SALT LAKE CITY (News4Utah) - John Coltharp was offering a 4-year-old girl to a prospective member of his religious group.

The allegation stems from a police investigation involving Coltharp's own children and the children of his second-in-command Samuel Shaffer.

The prosecutor Sanpete County said Coltharp is the leader of the group which calls itself the Knights of the Crystal Blade.

"They were expecting the end of the world and they were arranging to re-populate it," said Spring City police chief Clarke Christensen.

Spring City police arrested Coltharp for child kidnapping last month.  Shaffer was arrested in Iron County where he allegedly held the children captive in large storage containers used as a shelter. Shaffer was also charged with child kidnapping and child abuse.  This week, the Sanpete County filed charges of sodomy of a child against Coltharp.

Thursday, the Deputy Sanpete County Attorney Kevin Daniels told News4Utah that Coltharp and Shaffer married each other's 8-year-old daughters and then married their own 4-year old daughters.

As leader of the group, Christensen said he offered Shaffer's four-year old daughter to a prospective follower.

"When he met with them they offered him a 4-year-old to be a bride of his," said Christensen.  "He did his best to get out of there.  He didn't want anything to do with them."

An attorney who helped the mother of the Shaffer's children get a divorce, never saw this coming.
"Your rarely expect something like this to happen," said Dan Spencer with the non-profit group Open Legal Services.

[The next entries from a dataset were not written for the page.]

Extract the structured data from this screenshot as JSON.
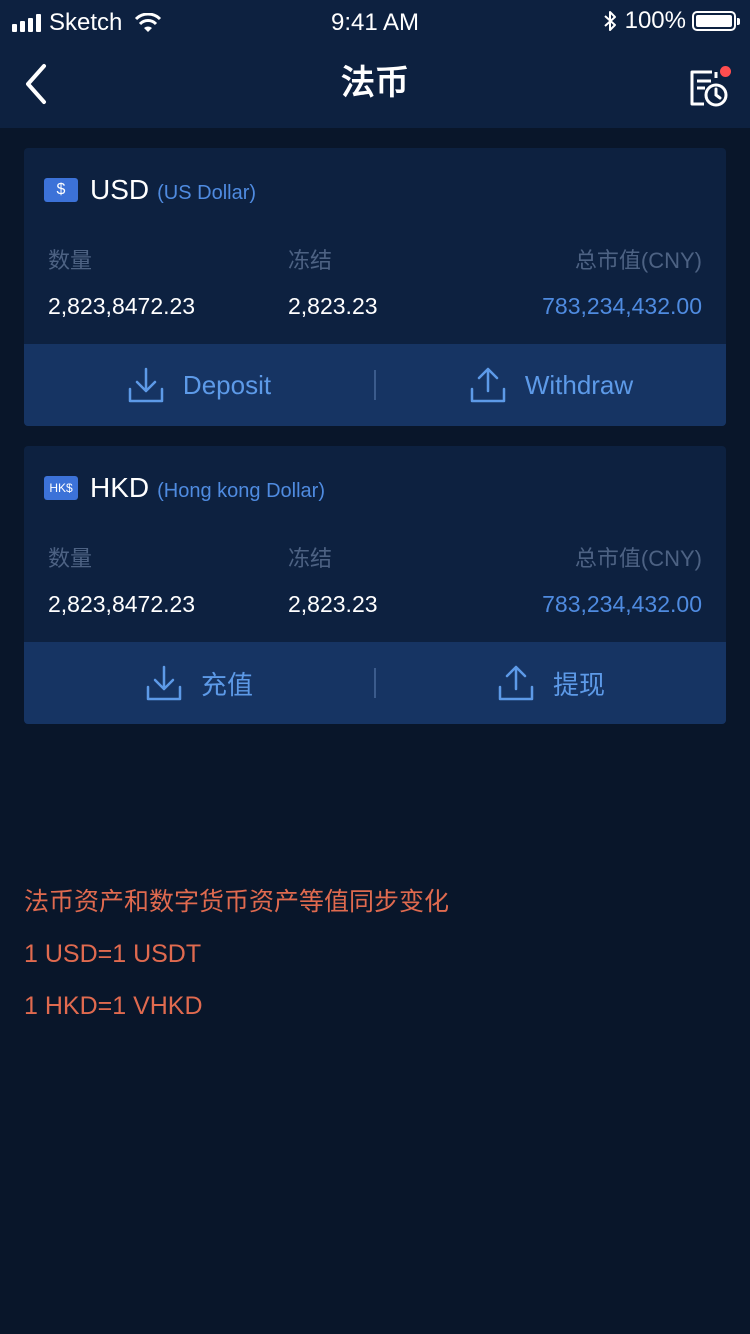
{
  "status_bar": {
    "carrier": "Sketch",
    "time": "9:41 AM",
    "battery": "100%"
  },
  "nav": {
    "title": "法币"
  },
  "cards": [
    {
      "badge": "$",
      "code": "USD",
      "name": "(US Dollar)",
      "labels": {
        "quantity": "数量",
        "frozen": "冻结",
        "total": "总市值(CNY)"
      },
      "values": {
        "quantity": "2,823,8472.23",
        "frozen": "2,823.23",
        "total": "783,234,432.00"
      },
      "actions": {
        "deposit": "Deposit",
        "withdraw": "Withdraw"
      }
    },
    {
      "badge": "HK$",
      "code": "HKD",
      "name": "(Hong kong Dollar)",
      "labels": {
        "quantity": "数量",
        "frozen": "冻结",
        "total": "总市值(CNY)"
      },
      "values": {
        "quantity": "2,823,8472.23",
        "frozen": "2,823.23",
        "total": "783,234,432.00"
      },
      "actions": {
        "deposit": "充值",
        "withdraw": "提现"
      }
    }
  ],
  "notes": [
    "法币资产和数字货币资产等值同步变化",
    "1 USD=1 USDT",
    "1 HKD=1 VHKD"
  ],
  "colors": {
    "background": "#09162a",
    "card": "#0d2140",
    "action_bar": "#163463",
    "accent": "#4f8be0",
    "note": "#e06a4f",
    "dot": "#ff4d4f"
  }
}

He said he talked with the maternal grandparents of the Shaffer children Friday.

"(They're handling this) about as well as can be expected," said Spencer. "It's very shocking and disturbing to hear about the allegations and obviously everybody is concerned about what's happening to the kids."

He said the Shaffer's had joint custody of the children but it is under seal in the juvenile court system.

"It's highly unlikely the dad will have any contact with the kids," Spencer said. "Generally, you'll have the state come in and take temporary custody of them."

He said there will be a hearing for the state to present their case to the juvenile judge as to why they are taking temporary custody of the children.

"After that, there will be another hearing as to where they should stay long-term," Spencer said.

He said the judge has options to keep the children in foster care, with a relative or even the mother.

But after the children have settled in, experts said they will need specialized treatment. Dr. Douglas Goldsmith, a psychologist at the Children's Center in Salt Lake City said the children can overcome this but they will need specialized treatment.

"Yes they can (heal) if they're given trauma treatment," said Dr. Goldsmith.  "And that's very important.  That's why it's important to call it trauma."

He said trauma treatment helps a child work through what they were told. Often times, children are told lies about their own situation.

"What we see is that they (children) start to disassociate which means their minds literally transport to a very different place that feels safe," Dr. Goldsmith said.

He said the escape mechanism children use, needs to be treated so that they don't go through life disassociated.

"Fortunately we do have treatments," he said.  "We have trauma treatments that are evidence based that we know make a difference and can help kids like this."